5 questions autour de Kaboom

07 fév. 2022
5 questions autour de Kaboom

Article en Français
Auteur: Godefroy Gordet

« Michel Meis 4tet TM »

Quand Michel Meis décrit son 4tet, il explique qu’ils sont des « recycleurs d’eux-mêmes ». En effet, si leur musique se créée comme tant d’autres, en répétition, sur une partition ou une idée, elle en vient rapidement à muter, à mesure qu’Alisa Klein, Cédric Hanriot, Stephan Goldbach et Michel Meis la jouent, l’éprouvent, la reformulent, pour la faire vivre et revivre autrement. C’était déjà palpable dans leur premier album Lost in Translation (2019), publié chez Double Moon Records, encensé par la critique, et intégré à la prestigieuse collection « Next Generation » du magazine allemand Jazz Thing. Alors, dans la lignée de ce premier disque qui bousculait les bornes d’une musique jazz qui n’aime pas trop qu’on déborde du cadre, en mai 2021, le quatuor sort Kaboom, en collaboration avec Théo Ceccaldi, et comme son nom l’indique, il est explosif.
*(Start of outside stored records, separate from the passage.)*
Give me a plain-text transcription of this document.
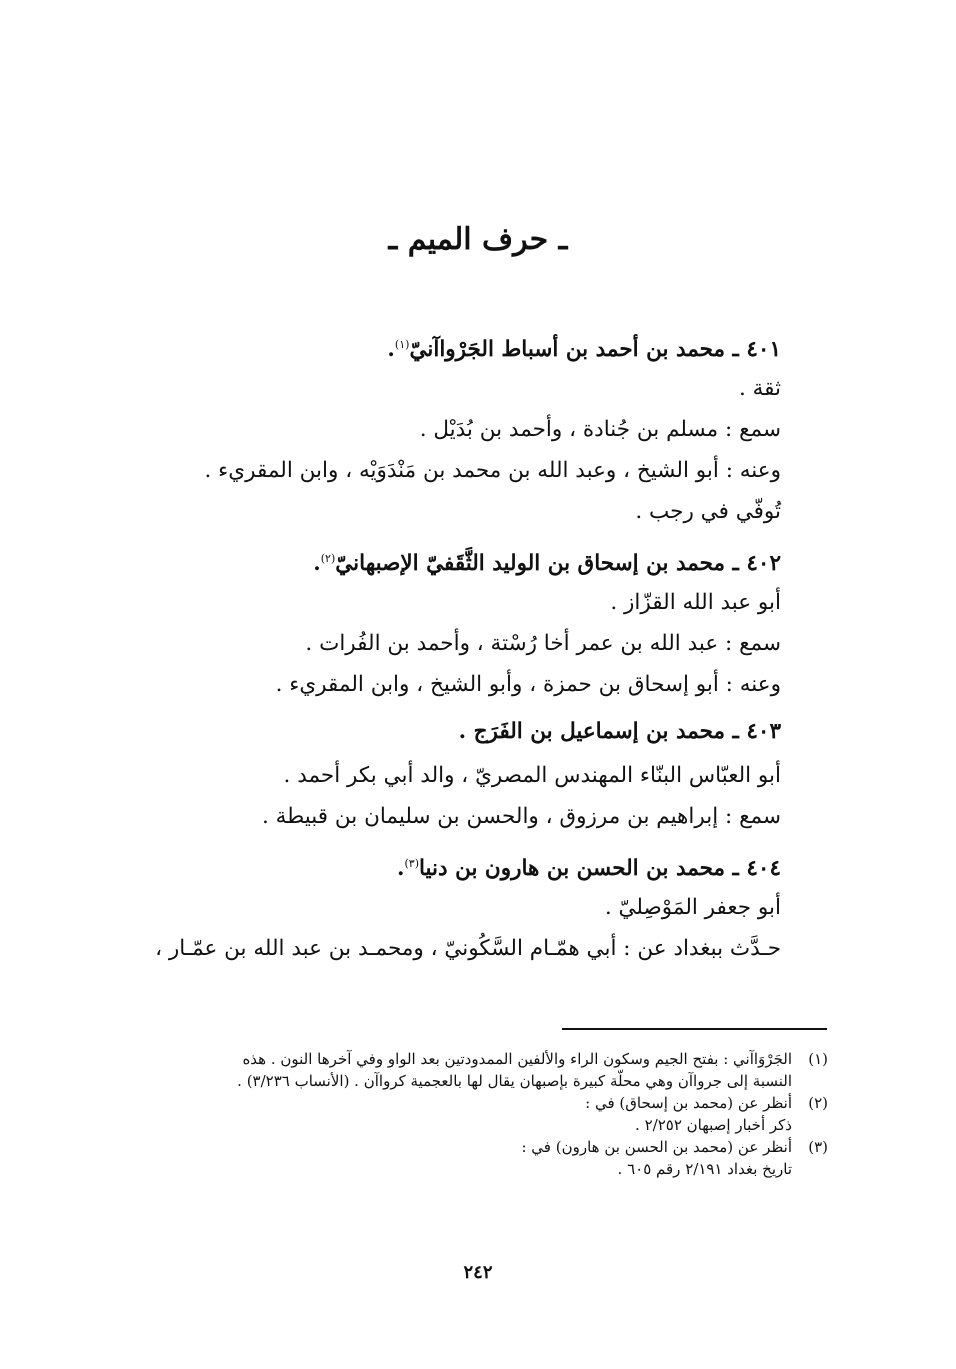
ـ حرف الميم ـ
٤٠١ ـ محمد بن أحمد بن أسباط الجَرْواآنيّ$^{(١)}$.
ثقة .
سمع : مسلم بن جُنادة ، وأحمد بن بُدَيْل .
وعنه : أبو الشيخ ، وعبد الله بن محمد بن مَنْدَوَيْه ، وابن المقريء .
تُوفّي في رجب .
٤٠٢ ـ محمد بن إسحاق بن الوليد الثَّقَفيّ الإصبهانيّ$^{(٢)}$.
أبو عبد الله القزّاز .
سمع : عبد الله بن عمر أخا رُسْتة ، وأحمد بن الفُرات .
وعنه : أبو إسحاق بن حمزة ، وأبو الشيخ ، وابن المقريء .
٤٠٣ ـ محمد بن إسماعيل بن الفَرَج .
أبو العبّاس البنّاء المهندس المصريّ ، والد أبي بكر أحمد .
سمع : إبراهيم بن مرزوق ، والحسن بن سليمان بن قبيطة .
٤٠٤ ـ محمد بن الحسن بن هارون بن دنيا$^{(٣)}$.
أبو جعفر المَوْصِليّ .
حـدَّث ببغداد عن : أبي همّـام السَّكُونيّ ، ومحمـد بن عبد الله بن عمّـار ،
(١)
الجَرْوَاآني : بفتح الجيم وسكون الراء والألفين الممدودتين بعد الواو وفي آخرها النون . هذه
النسبة إلى جرواآن وهي محلّة كبيرة بإصبهان يقال لها بالعجمية كرواآن . (الأنساب ٣/٢٣٦) .
(٢)
أنظر عن (محمد بن إسحاق) في :
ذكر أخبار إصبهان ٢/٢٥٢ .
(٣)
أنظر عن (محمد بن الحسن بن هارون) في :
تاريخ بغداد ٢/١٩١ رقم ٦٠٥ .
٢٤٢
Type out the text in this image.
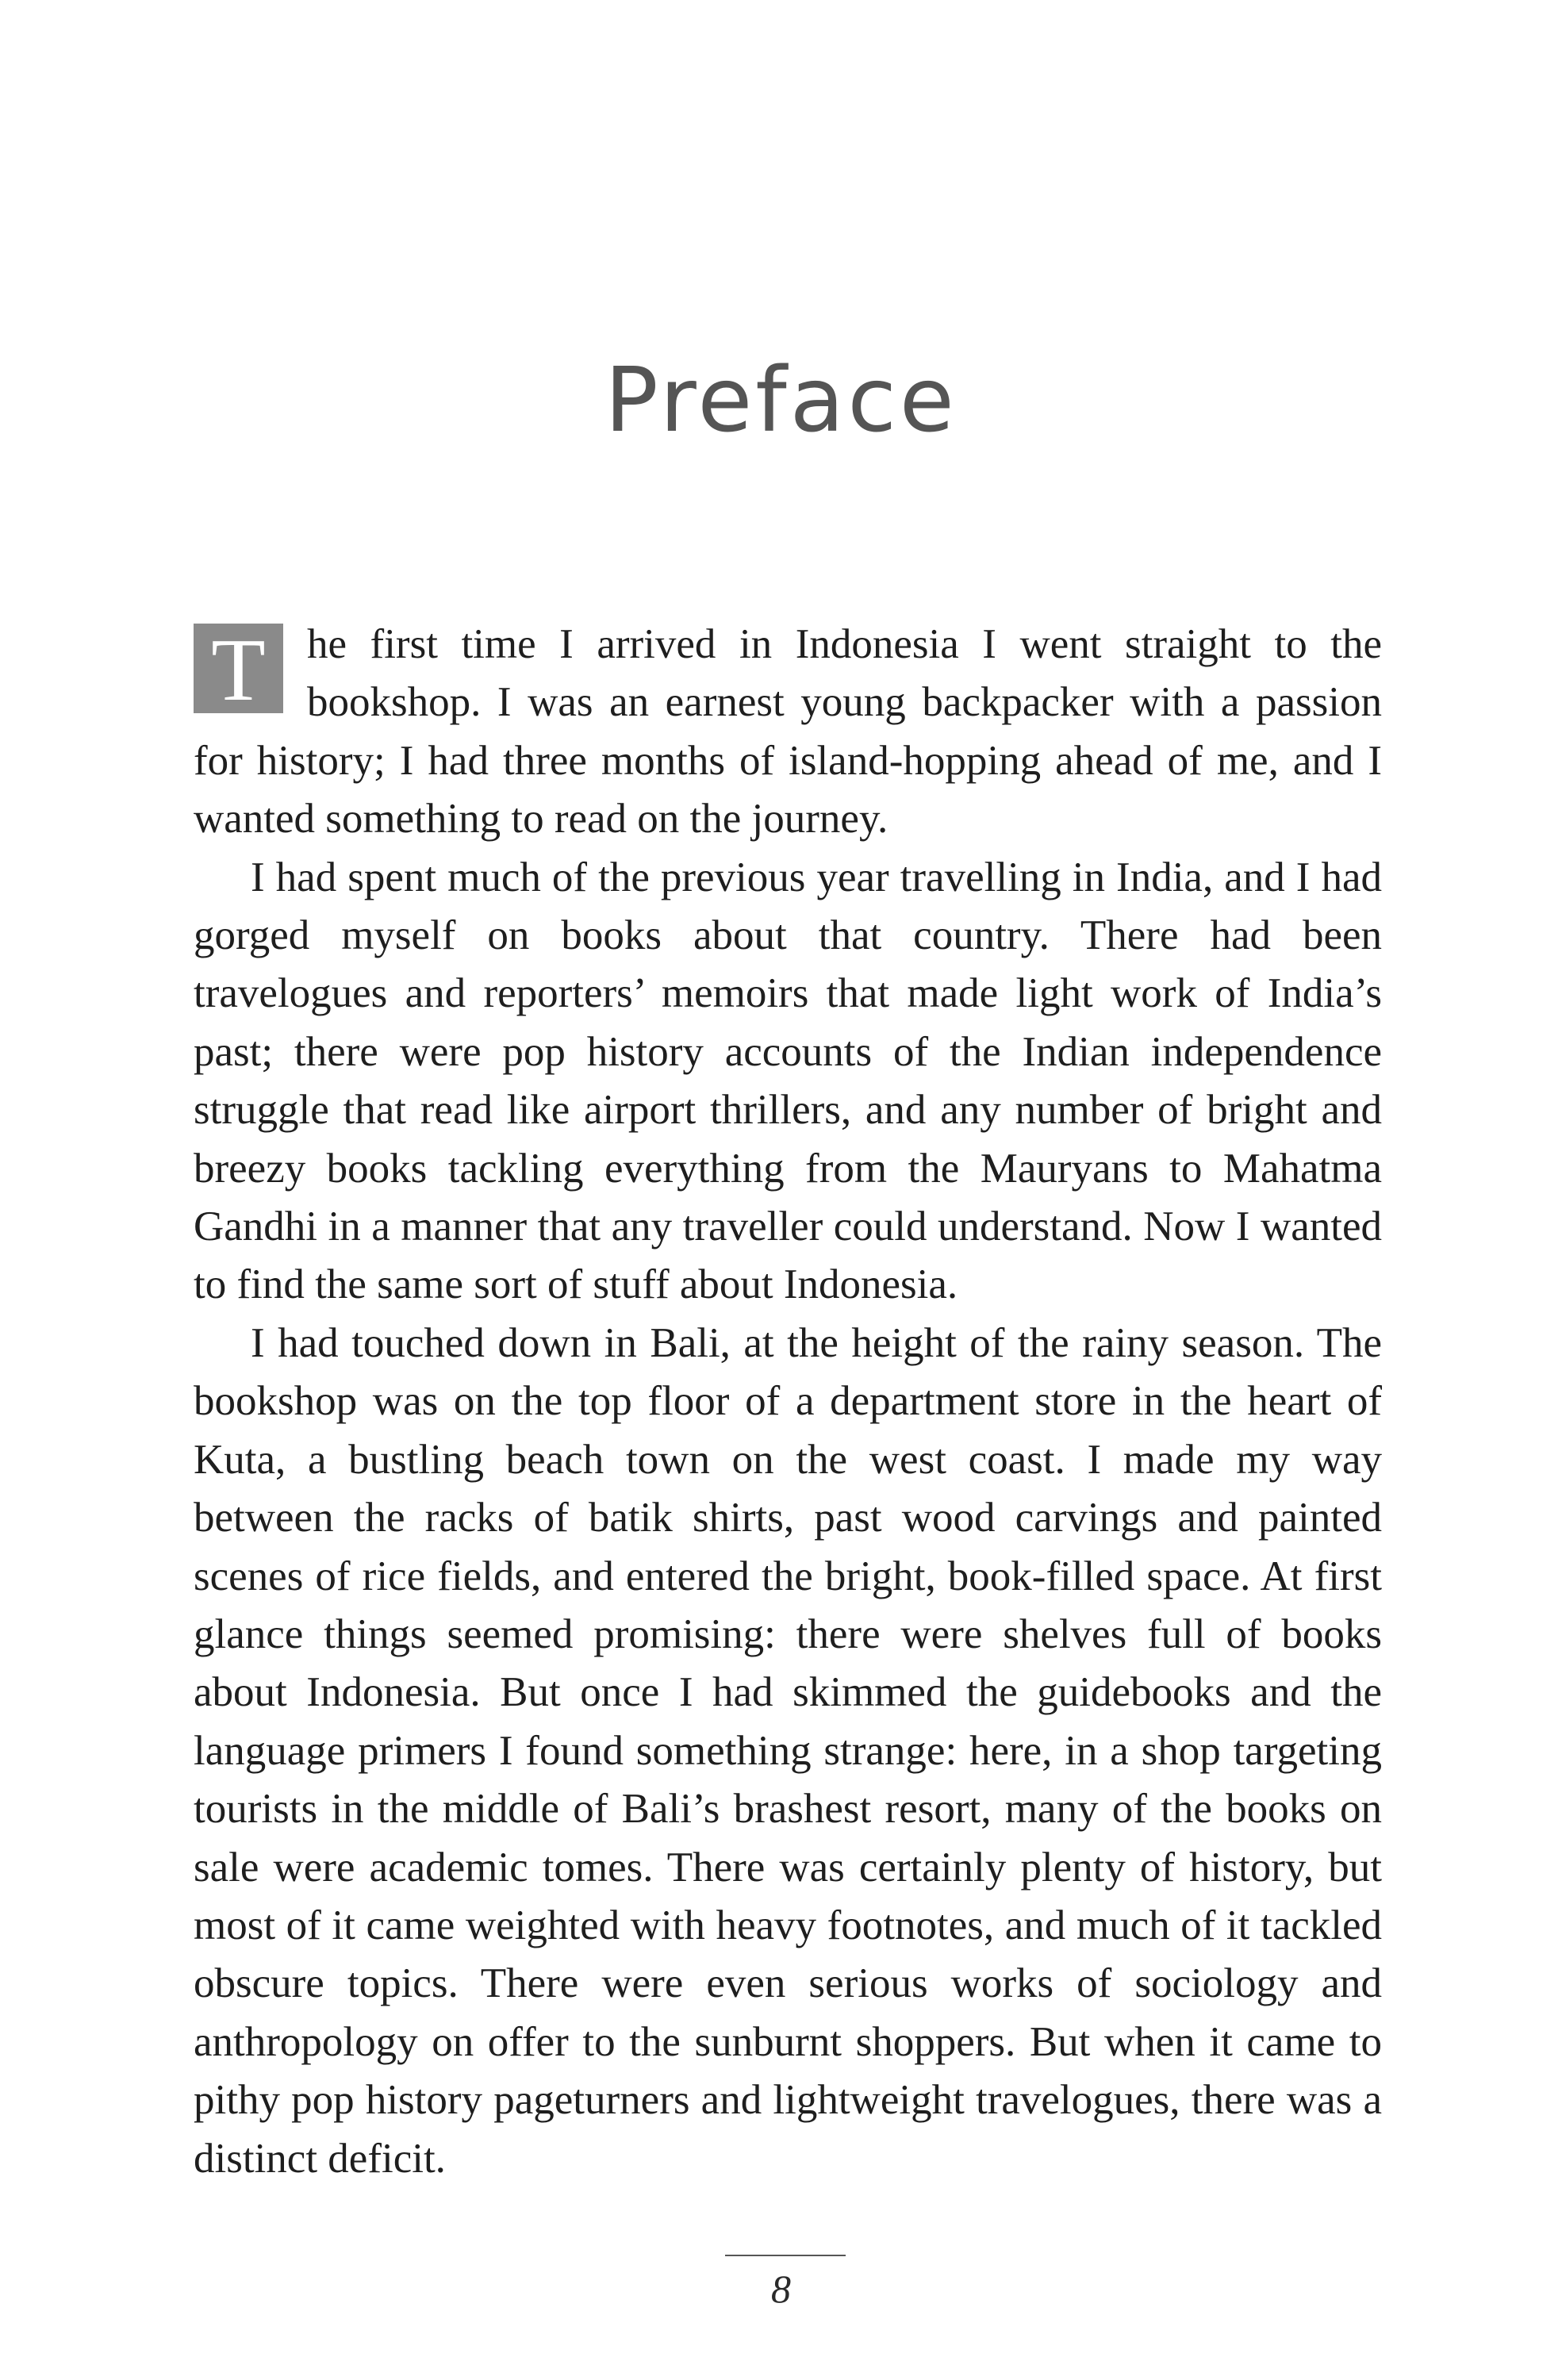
Preface

T he first time I arrived in Indonesia I went straight to the bookshop. I was an earnest young backpacker with a passion for history; I had three months of island-hopping ahead of me, and I wanted something to read on the journey.

I had spent much of the previous year travelling in India, and I had gorged myself on books about that country. There had been travelogues and reporters’ memoirs that made light work of India’s past; there were pop history accounts of the Indian independence struggle that read like airport thrillers, and any number of bright and breezy books tackling everything from the Mauryans to Mahatma Gandhi in a manner that any traveller could understand. Now I wanted to find the same sort of stuff about Indonesia.

I had touched down in Bali, at the height of the rainy season. The bookshop was on the top floor of a department store in the heart of Kuta, a bustling beach town on the west coast. I made my way between the racks of batik shirts, past wood carvings and painted scenes of rice fields, and entered the bright, book-filled space. At first glance things seemed promising: there were shelves full of books about Indonesia. But once I had skimmed the guidebooks and the language primers I found something strange: here, in a shop targeting tourists in the middle of Bali’s brashest resort, many of the books on sale were academic tomes. There was certainly plenty of history, but most of it came weighted with heavy footnotes, and much of it tackled obscure topics. There were even serious works of sociology and anthropology on offer to the sunburnt shoppers. But when it came to pithy pop history pageturners and lightweight travelogues, there was a distinct deficit.

8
Mais Kaboom c’est aussi un disque apaisant, fait de titres à la narration musicale puissante, jalonnés d’interludes, sortes de temps calmes, spécialement conçus pour valoriser l’écoute du disque de bout en bout. Et c’est une des choses qu’on retiendra de notre rencontre avec Michel Meis : l’envie de créer une musique construite par les émotions des musiciens qui la jouent, mais surtout, le désir d’une musique tournée vers son auditeur, au point de le faire tantôt virevolter, tantôt le cajoler. Alors, outre la technicité et la grande modernité de leur travail musical, ce qui touche chez le Michel Meis 4tet, c’est cette grande bienveillance artistique.

©

Michel Meis 4tet, Kaboom

Né en 2018 de l’association des musicien*nes Alisa Klein (trombone), Cédric Hanriot (piano & rhodes), Stephan Goldbach (contrebasse) et Michel Meis (batterie), après de longues années de recherches stylistiques et d’expérimentations sonores, pouvez-vous nous raconter la genèse de ce groupe néo-jazz ?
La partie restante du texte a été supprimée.